Gold was one of the few asset classes or indices to rise last week and its performance was impressive in the light of the dollar being essentially flat for the week and the 10% fall in oil prices and some 4% fall in the Dow and S&P.
Physical demand remains very strong internationally as seen in continuingly high premiums, delays, rationing and unavailability of most popular bullion coin and bar products. Only larger exchange bars (Gold 100 oz and 400 oz and Silver 1000 oz) are readily available for immediate purchase and premiums are rising in this section of the market too. ETF gold holdings also show that demand remains robust with holdings remaining near record highs.
China’s massive $600 billion stimulus plan is the first of many efforts by governments internationally to prevent a deflationary crash, a global recession and a possible Depression. Emergency tax cuts also look increasingly likely. Equity markets in Asia and Europe have reacted favourably to the Chinese measures but as the ECB Chairman has warned China is one of the few nations that has the financial firepower to undertake such measures without undermining their national balance sheets.
Most western nations are not creditors as China is, rather most are debtors (some massively so) and their balance sheets are already in bad shape. The massive risk now facing industrialised economies is that they cannot fund their significant budget deficits through the issuance of government bonds as there simply are no little or no buyers.

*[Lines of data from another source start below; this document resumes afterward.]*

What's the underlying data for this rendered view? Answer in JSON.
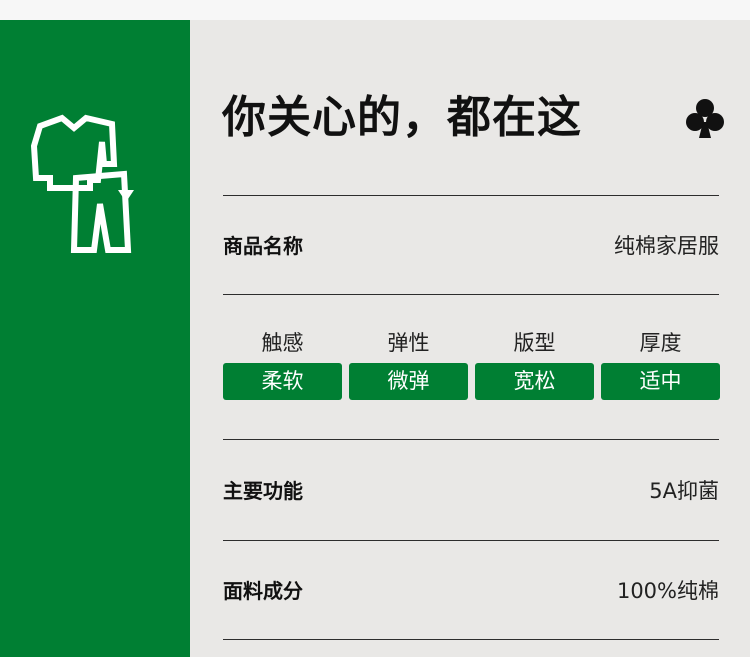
{
  "header": {
    "title": "你关心的，都在这",
    "icon": "club-icon"
  },
  "sidebar": {
    "icon": "clothing-icon",
    "background": "#007f33"
  },
  "product_name": {
    "label": "商品名称",
    "value": "纯棉家居服"
  },
  "attributes": [
    {
      "name": "触感",
      "value": "柔软"
    },
    {
      "name": "弹性",
      "value": "微弹"
    },
    {
      "name": "版型",
      "value": "宽松"
    },
    {
      "name": "厚度",
      "value": "适中"
    }
  ],
  "main_function": {
    "label": "主要功能",
    "value": "5A抑菌"
  },
  "material": {
    "label": "面料成分",
    "value": "100%纯棉"
  },
  "colors": {
    "accent": "#007f33",
    "panel": "#e9e8e6",
    "text": "#111111"
  }
}
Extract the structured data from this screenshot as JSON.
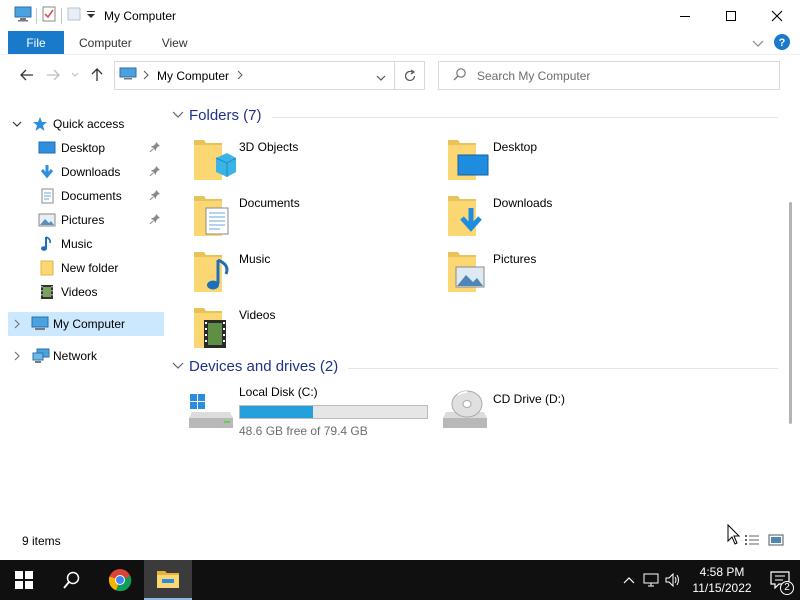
{
  "window": {
    "title": "My Computer",
    "minimize_glyph": "─",
    "maximize_glyph": "☐",
    "close_glyph": "✕"
  },
  "ribbon": {
    "tabs": [
      {
        "label": "File"
      },
      {
        "label": "Computer"
      },
      {
        "label": "View"
      }
    ],
    "expand_icon": "chevron-down-icon",
    "help_icon": "help-icon"
  },
  "address": {
    "crumb": "My Computer",
    "search_placeholder": "Search My Computer"
  },
  "nav": {
    "quick_access": "Quick access",
    "quick_items": [
      {
        "label": "Desktop",
        "icon": "desktop-icon",
        "pinned": true
      },
      {
        "label": "Downloads",
        "icon": "downloads-icon",
        "pinned": true
      },
      {
        "label": "Documents",
        "icon": "documents-icon",
        "pinned": true
      },
      {
        "label": "Pictures",
        "icon": "pictures-icon",
        "pinned": true
      },
      {
        "label": "Music",
        "icon": "music-icon",
        "pinned": false
      },
      {
        "label": "New folder",
        "icon": "folder-icon",
        "pinned": false
      },
      {
        "label": "Videos",
        "icon": "videos-icon",
        "pinned": false
      }
    ],
    "my_computer": "My Computer",
    "network": "Network"
  },
  "content": {
    "folders_header": "Folders (7)",
    "folders": [
      {
        "label": "3D Objects",
        "icon": "3d-objects-icon"
      },
      {
        "label": "Desktop",
        "icon": "desktop-folder-icon"
      },
      {
        "label": "Documents",
        "icon": "documents-folder-icon"
      },
      {
        "label": "Downloads",
        "icon": "downloads-folder-icon"
      },
      {
        "label": "Music",
        "icon": "music-folder-icon"
      },
      {
        "label": "Pictures",
        "icon": "pictures-folder-icon"
      },
      {
        "label": "Videos",
        "icon": "videos-folder-icon"
      }
    ],
    "drives_header": "Devices and drives (2)",
    "drives": [
      {
        "label": "Local Disk (C:)",
        "free": "48.6 GB free of 79.4 GB",
        "used_fraction": 0.388,
        "icon": "local-disk-icon"
      },
      {
        "label": "CD Drive (D:)",
        "icon": "cd-drive-icon"
      }
    ]
  },
  "status": {
    "item_count": "9 items"
  },
  "taskbar": {
    "time": "4:58 PM",
    "date": "11/15/2022",
    "notification_count": "2",
    "accent": "#1979ca"
  }
}
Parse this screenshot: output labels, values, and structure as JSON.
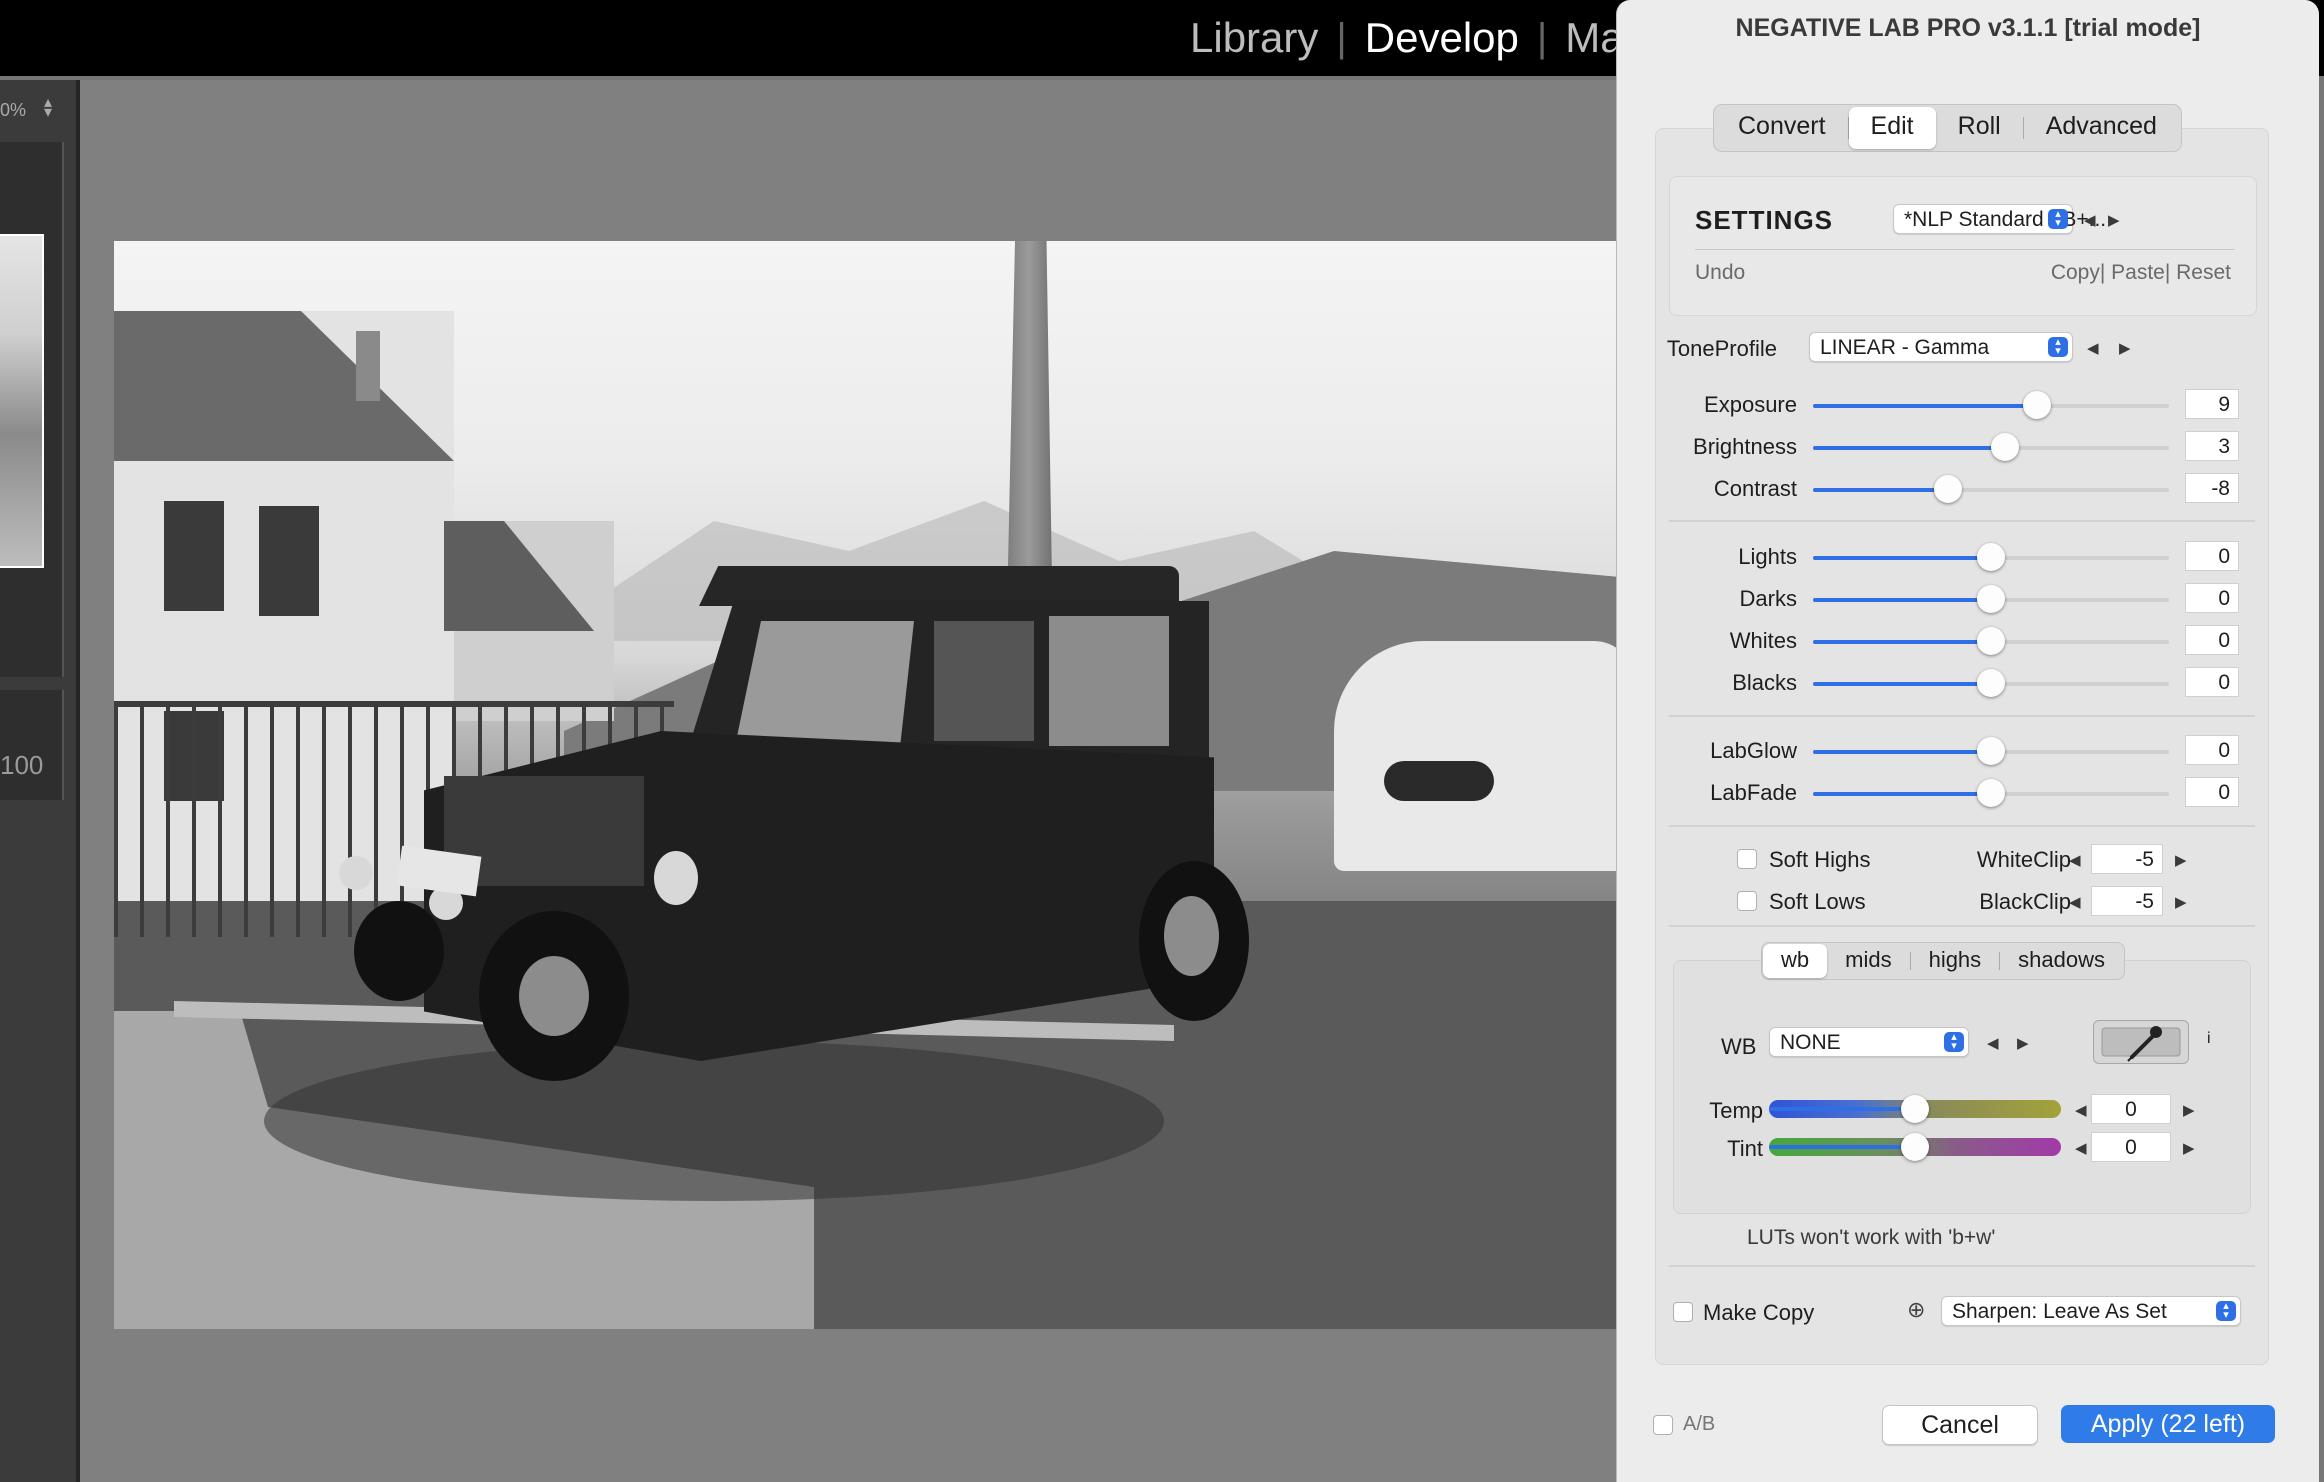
{
  "lightroom": {
    "modules": [
      "Library",
      "Develop",
      "Ma"
    ],
    "zoom_label": "0%",
    "left_value": "100"
  },
  "plugin": {
    "title": "NEGATIVE LAB PRO v3.1.1 [trial mode]",
    "tabs": [
      "Convert",
      "Edit",
      "Roll",
      "Advanced"
    ],
    "selected_tab": "Edit",
    "settings": {
      "heading": "SETTINGS",
      "preset": "*NLP Standard - B+...",
      "undo": "Undo",
      "copy_paste_reset": "Copy| Paste| Reset"
    },
    "tone_profile": {
      "label": "ToneProfile",
      "value": "LINEAR - Gamma"
    },
    "sliders": [
      {
        "label": "Exposure",
        "value": "9",
        "pos": 0.63
      },
      {
        "label": "Brightness",
        "value": "3",
        "pos": 0.54
      },
      {
        "label": "Contrast",
        "value": "-8",
        "pos": 0.38
      },
      {
        "label": "Lights",
        "value": "0",
        "pos": 0.5
      },
      {
        "label": "Darks",
        "value": "0",
        "pos": 0.5
      },
      {
        "label": "Whites",
        "value": "0",
        "pos": 0.5
      },
      {
        "label": "Blacks",
        "value": "0",
        "pos": 0.5
      },
      {
        "label": "LabGlow",
        "value": "0",
        "pos": 0.5
      },
      {
        "label": "LabFade",
        "value": "0",
        "pos": 0.5
      }
    ],
    "soft_highs": "Soft Highs",
    "soft_lows": "Soft Lows",
    "white_clip": {
      "label": "WhiteClip",
      "value": "-5"
    },
    "black_clip": {
      "label": "BlackClip",
      "value": "-5"
    },
    "color_tabs": [
      "wb",
      "mids",
      "highs",
      "shadows"
    ],
    "selected_color_tab": "wb",
    "wb": {
      "label": "WB",
      "value": "NONE"
    },
    "info": "i",
    "temp": {
      "label": "Temp",
      "value": "0",
      "pos": 0.5
    },
    "tint": {
      "label": "Tint",
      "value": "0",
      "pos": 0.5
    },
    "lut_note": "LUTs won't work with 'b+w'",
    "make_copy": "Make Copy",
    "sharpen": "Sharpen: Leave As Set",
    "ab": "A/B",
    "cancel": "Cancel",
    "apply": "Apply (22 left)",
    "colors": {
      "accent": "#2f6fe6",
      "window_bg": "#ececec"
    }
  }
}
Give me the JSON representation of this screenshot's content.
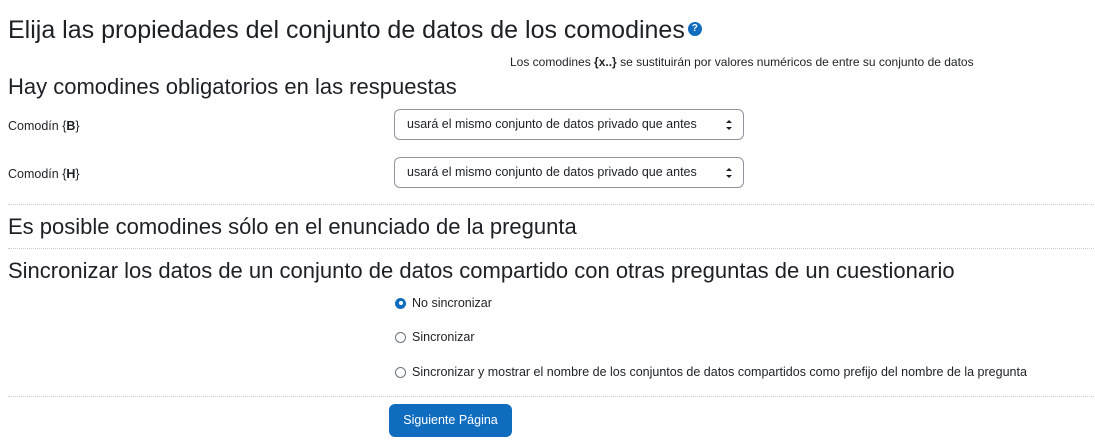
{
  "title": "Elija las propiedades del conjunto de datos de los comodines",
  "help_icon": "question-circle-icon",
  "note": {
    "prefix": "Los comodines ",
    "bold": "{x..}",
    "suffix": " se sustituirán por valores numéricos de entre su conjunto de datos"
  },
  "section_mandatory": "Hay comodines obligatorios en las respuestas",
  "wildcards": [
    {
      "label_prefix": "Comodín {",
      "name": "B",
      "label_suffix": "}",
      "selected": "usará el mismo conjunto de datos privado que antes"
    },
    {
      "label_prefix": "Comodín {",
      "name": "H",
      "label_suffix": "}",
      "selected": "usará el mismo conjunto de datos privado que antes"
    }
  ],
  "section_possible": "Es posible comodines sólo en el enunciado de la pregunta",
  "section_sync": "Sincronizar los datos de un conjunto de datos compartido con otras preguntas de un cuestionario",
  "sync_options": [
    {
      "label": "No sincronizar",
      "checked": true
    },
    {
      "label": "Sincronizar",
      "checked": false
    },
    {
      "label": "Sincronizar y mostrar el nombre de los conjuntos de datos compartidos como prefijo del nombre de la pregunta",
      "checked": false
    }
  ],
  "next_button": "Siguiente Página",
  "colors": {
    "accent": "#0f6cbf",
    "text": "#1d2125"
  }
}
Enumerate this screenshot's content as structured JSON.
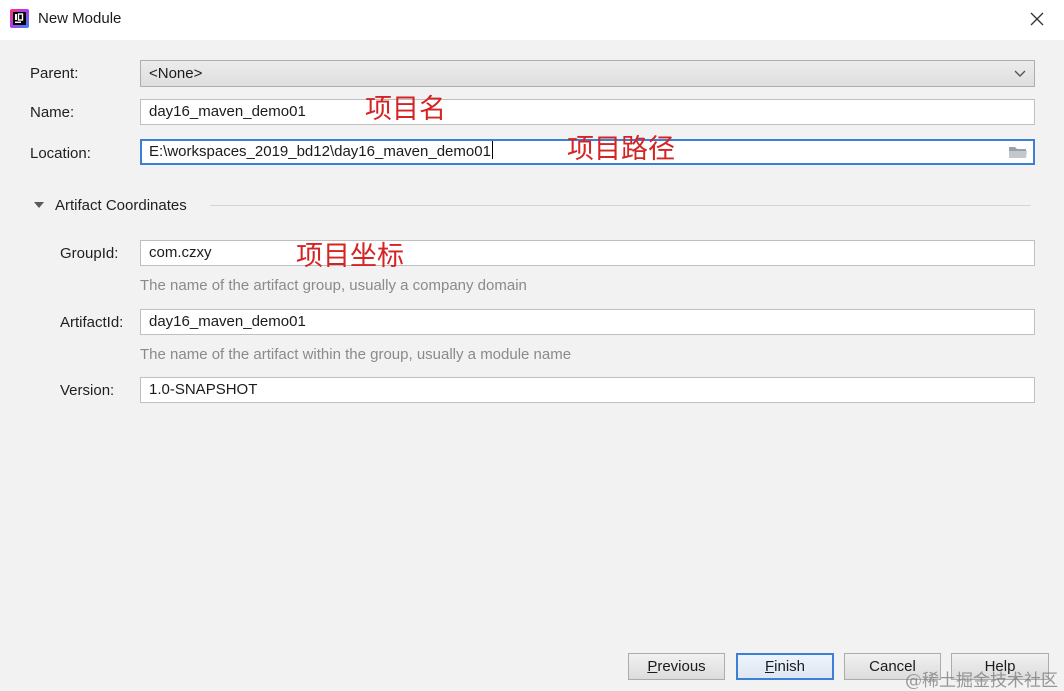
{
  "window": {
    "title": "New Module",
    "icon": "intellij-idea-icon",
    "close_icon": "close-icon"
  },
  "form": {
    "parent": {
      "label": "Parent:",
      "value": "<None>"
    },
    "name": {
      "label": "Name:",
      "value": "day16_maven_demo01"
    },
    "location": {
      "label": "Location:",
      "value": "E:\\workspaces_2019_bd12\\day16_maven_demo01",
      "browse_icon": "folder-icon"
    }
  },
  "artifact": {
    "section_title": "Artifact Coordinates",
    "expanded": true,
    "group_id": {
      "label": "GroupId:",
      "value": "com.czxy",
      "hint": "The name of the artifact group, usually a company domain"
    },
    "artifact_id": {
      "label": "ArtifactId:",
      "value": "day16_maven_demo01",
      "hint": "The name of the artifact within the group, usually a module name"
    },
    "version": {
      "label": "Version:",
      "value": "1.0-SNAPSHOT"
    }
  },
  "annotations": {
    "name_note": "项目名",
    "location_note": "项目路径",
    "group_note": "项目坐标"
  },
  "buttons": {
    "previous": {
      "mnemonic": "P",
      "rest": "revious"
    },
    "finish": {
      "mnemonic": "F",
      "rest": "inish"
    },
    "cancel": "Cancel",
    "help": "Help"
  },
  "watermark": "@稀土掘金技术社区",
  "colors": {
    "accent": "#3d7fd6",
    "annotation": "#d42424"
  }
}
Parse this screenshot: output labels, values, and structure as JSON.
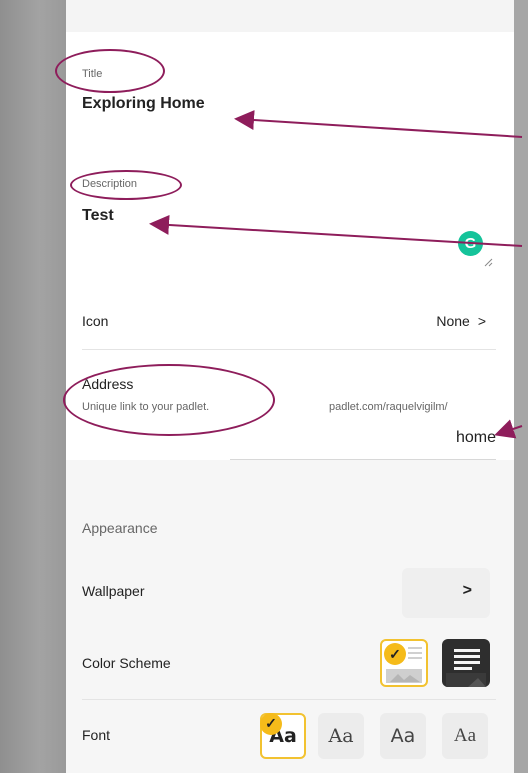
{
  "title_field": {
    "label": "Title",
    "value": "Exploring Home"
  },
  "description_field": {
    "label": "Description",
    "value": "Test"
  },
  "grammarly": {
    "glyph": "G"
  },
  "icon_row": {
    "label": "Icon",
    "value": "None",
    "chevron": ">"
  },
  "address": {
    "label": "Address",
    "sublabel": "Unique link to your padlet.",
    "prefix": "padlet.com/raquelvigilm/",
    "value": "home"
  },
  "appearance": {
    "heading": "Appearance",
    "wallpaper": {
      "label": "Wallpaper",
      "chevron": ">"
    },
    "color_scheme": {
      "label": "Color Scheme",
      "selected": "light"
    },
    "font": {
      "label": "Font",
      "options": [
        "Aa",
        "Aa",
        "Aa",
        "Aa"
      ],
      "selected_index": 0
    }
  },
  "colors": {
    "accent": "#f2c230",
    "annotation": "#8e1d5b",
    "grammarly": "#15c39a"
  }
}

Already in the world’s second largest economy, Japan, parts of the bond market have seized up. As commented on in the FT’s Lex today: “Talk about bad timing. Japan’s government is pumping up its spending just as parts of the government bond market in the world’s second biggest economy have seized up. Last month, just weeks before unveiling a $50bn fiscal stimulus package, Tokyo was forced to pull two auctions of inflation-linked bonds, and one of floating-rate bonds. These segments of the bond market, idiosyncratic at the best of times, and together accounting for some 8 per per cent of Japanese government debt, have turned positively dysfunctional since Lehman Brothers collapsed in September.”
A malfunctioning or even worse a crash in the government bond markets may greatly curtail politicians (including President Elect Obama) and central bankers increasing efforts to stimulate the economy through government spending and tax cuts.
Lex concludes “with maths this ugly, the last thing the government needs is hostile bond markets.”
This is especially the case with sharp and protracted recessions looking likely in most industrialised nations but especially the UK and US.
US Treasuries fell last week on worries over whether or not there will be willing buyers for the $55 billion in government debt to be auctioned next week.
With government bonds and currencies set to come under increasing pressure in the coming months – possibly sharply so – gold is set to again become the asset of last resort and will likely be used by prudent central banks and governments to back and restore confidence in their national currencies.